- Born: 1893 Barnet, Hertfordshire
- Died: 1982 (aged 88–89) Oxford
- Occupations: Engineer, designer

= Hubert N. Charles =

Hubert Noel Charles (1893–1982) was an English automotive engineer most famous for his work at the MG Car Company.

==Early years==

H. N. Charles was born on 22 November 1893 in Barnet the son of Thomas Charles, a Solicitor, and his wife Constance Emily. and educated at Highgate school and University College London where he gained a degree in engineering.

In 1914 he joined the Royal Naval Air Service as a mechanic before moving to the Royal Flying Corps where he was Engineering Officer to No 56 Squadron. By the end of the war he had been promoted to Captain.

After the war he joined Zenith Carburettors as a Sales Engineer and then Automotive Products before getting a job in 1924 as a trouble shooter with Morris Motors at Cowley.

==MG==

In 1925 Hubert Charles met Cecil Kimber of the MG Car Company and although still working for Morris started doing work for MG in his spare time making the MG bodies fit the new Morris Oxford chassis and went on to design a "Comparator", an early rolling road, on which cars could be adjusted. In 1928 he officially joined MG as Chief Draughtsman. The MG M-type Midget was launched in 1929 with the overhead camshaft Wolseley engine of 20bhp output which did not satisfy Charles so he revised the camshaft increasing the power to 27bhp for 1930. This work led him on to the supercharged engine for the C-Type, still based on the original Wolsley design, where the output was 62bhp. As engine power increased the traditional leaf sprung chassis increasingly could not cope so Charles designed a backbone chassis with all-round independent suspension for the R-Type.

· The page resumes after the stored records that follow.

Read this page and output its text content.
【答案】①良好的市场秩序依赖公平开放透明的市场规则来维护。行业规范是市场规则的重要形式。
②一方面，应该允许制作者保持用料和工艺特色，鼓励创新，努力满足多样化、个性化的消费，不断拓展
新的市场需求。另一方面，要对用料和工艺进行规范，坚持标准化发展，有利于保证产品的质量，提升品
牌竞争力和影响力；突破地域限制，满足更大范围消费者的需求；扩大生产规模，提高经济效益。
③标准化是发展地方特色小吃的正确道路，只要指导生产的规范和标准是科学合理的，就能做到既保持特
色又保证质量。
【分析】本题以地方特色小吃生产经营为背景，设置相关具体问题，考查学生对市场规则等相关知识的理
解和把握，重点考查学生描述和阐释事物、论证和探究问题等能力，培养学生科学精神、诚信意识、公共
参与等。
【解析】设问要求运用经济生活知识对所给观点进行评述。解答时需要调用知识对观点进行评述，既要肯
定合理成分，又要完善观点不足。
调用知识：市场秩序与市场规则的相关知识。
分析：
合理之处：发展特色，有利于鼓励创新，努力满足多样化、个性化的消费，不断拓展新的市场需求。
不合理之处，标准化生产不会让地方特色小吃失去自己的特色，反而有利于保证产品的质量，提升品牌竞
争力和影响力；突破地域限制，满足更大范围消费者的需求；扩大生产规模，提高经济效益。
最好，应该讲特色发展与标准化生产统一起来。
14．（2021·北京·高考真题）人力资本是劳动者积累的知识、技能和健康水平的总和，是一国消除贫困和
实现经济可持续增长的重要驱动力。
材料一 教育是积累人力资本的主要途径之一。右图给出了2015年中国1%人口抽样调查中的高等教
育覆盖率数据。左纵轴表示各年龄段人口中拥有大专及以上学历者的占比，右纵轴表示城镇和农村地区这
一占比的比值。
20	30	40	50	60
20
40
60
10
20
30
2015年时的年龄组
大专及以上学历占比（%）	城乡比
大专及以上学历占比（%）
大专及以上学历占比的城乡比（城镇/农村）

In 1935 MG became part of Morris Motors and Charles was moved to the main design office at Cowley where he worked on cars for both marques including designing the front suspension for the Morris Ten.

==Later life==

H. N. Charles left Morris in 1938 to join Rotol Airscrews as Chief Engineer where he developed a reversing gear and a blade-feathering device. before joining Austin in 1943 as development engineer and was responsible for the coil-sprung front suspension of the Austin A40. He clashed with the chairman of Austin Leonard Lord and left the company in 1958 to found his own engineering consultancy.

Hubert Charles retired to Teddington in around 1961 and died in Oxford on 18 January 1982 at the age of 88.